TinyStories: How Small Can Language Models Be and Still Speak Coherent
English?
- URL: http://arxiv.org/abs/2305.07759v2
- Date: Wed, 24 May 2023 23:30:43 GMT
- Title: TinyStories: How Small Can Language Models Be and Still Speak Coherent
English?
- Authors: Ronen Eldan and Yuanzhi Li
- Abstract summary: Language models (LMs) often struggle to produce coherent and fluent text when they are small.
We introduce TinyStories, a dataset of short stories that only contain words that a typical 3 to 4-year-old usually understand.
We show that TinyStories can be used to train and evaluate LMs that are much smaller than the state-of-the-art models.
- Score: 37.65216279977461
- License: http://arxiv.org/licenses/nonexclusive-distrib/1.0/
- Abstract: Language models (LMs) are powerful tools for natural language processing, but
they often struggle to produce coherent and fluent text when they are small.

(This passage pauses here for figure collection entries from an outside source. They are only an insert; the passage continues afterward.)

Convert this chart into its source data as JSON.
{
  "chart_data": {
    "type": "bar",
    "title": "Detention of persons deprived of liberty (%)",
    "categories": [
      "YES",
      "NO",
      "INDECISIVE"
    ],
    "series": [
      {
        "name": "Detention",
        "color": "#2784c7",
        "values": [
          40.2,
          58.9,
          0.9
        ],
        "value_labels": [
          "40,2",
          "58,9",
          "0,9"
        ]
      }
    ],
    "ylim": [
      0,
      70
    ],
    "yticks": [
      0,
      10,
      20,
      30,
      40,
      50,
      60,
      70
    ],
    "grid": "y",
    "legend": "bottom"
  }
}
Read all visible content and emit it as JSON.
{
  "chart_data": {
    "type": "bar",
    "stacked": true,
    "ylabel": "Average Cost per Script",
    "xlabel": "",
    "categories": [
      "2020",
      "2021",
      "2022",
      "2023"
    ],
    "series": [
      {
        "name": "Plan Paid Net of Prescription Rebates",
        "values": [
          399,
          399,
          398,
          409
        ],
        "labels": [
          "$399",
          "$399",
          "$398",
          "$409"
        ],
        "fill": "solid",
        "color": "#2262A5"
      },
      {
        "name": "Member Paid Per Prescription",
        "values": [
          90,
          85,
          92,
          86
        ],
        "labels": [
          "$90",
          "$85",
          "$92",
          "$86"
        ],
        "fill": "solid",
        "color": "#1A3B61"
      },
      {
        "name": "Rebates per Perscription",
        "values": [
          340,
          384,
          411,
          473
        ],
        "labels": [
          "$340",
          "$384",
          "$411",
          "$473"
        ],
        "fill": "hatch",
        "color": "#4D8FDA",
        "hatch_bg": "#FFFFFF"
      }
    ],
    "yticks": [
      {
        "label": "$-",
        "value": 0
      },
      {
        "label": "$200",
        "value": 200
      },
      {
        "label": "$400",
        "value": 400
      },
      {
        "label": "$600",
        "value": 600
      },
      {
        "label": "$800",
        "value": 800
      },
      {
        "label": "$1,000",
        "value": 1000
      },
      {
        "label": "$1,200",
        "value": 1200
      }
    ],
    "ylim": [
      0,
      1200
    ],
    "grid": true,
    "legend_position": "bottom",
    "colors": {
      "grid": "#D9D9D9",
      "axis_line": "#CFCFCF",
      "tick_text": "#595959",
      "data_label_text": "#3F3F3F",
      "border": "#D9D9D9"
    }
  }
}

Models with around 125M parameters such as GPT-Neo (small) or GPT-2 (small) can
rarely generate coherent and consistent English text beyond a few words even
after extensive training. This raises the question of whether the emergence of
the ability to produce coherent English text only occurs at larger scales (with
hundreds of millions of parameters or more) and complex architectures (with
many layers of global attention).
In this work, we introduce TinyStories, a synthetic dataset of short stories
that only contain words that a typical 3 to 4-year-olds usually understand,
generated by GPT-3.5 and GPT-4. We show that TinyStories can be used to train
and evaluate LMs that are much smaller than the state-of-the-art models (below
10 million total parameters), or have much simpler architectures (with only one
transformer block), yet still produce fluent and consistent stories with
several paragraphs that are diverse and have almost perfect grammar, and
demonstrate reasoning capabilities.
We also introduce a new paradigm for the evaluation of language models: We
suggest a framework which uses GPT-4 to grade the content generated by these
models as if those were stories written by students and graded by a (human)
teacher. This new paradigm overcomes the flaws of standard benchmarks which
often requires the model's output to be very structures, and moreover provides
a multidimensional score for the model, providing scores for different
capabilities such as grammar, creativity and consistency.
We hope that TinyStories can facilitate the development, analysis and
research of LMs, especially for low-resource or specialized domains, and shed
light on the emergence of language capabilities in LMs.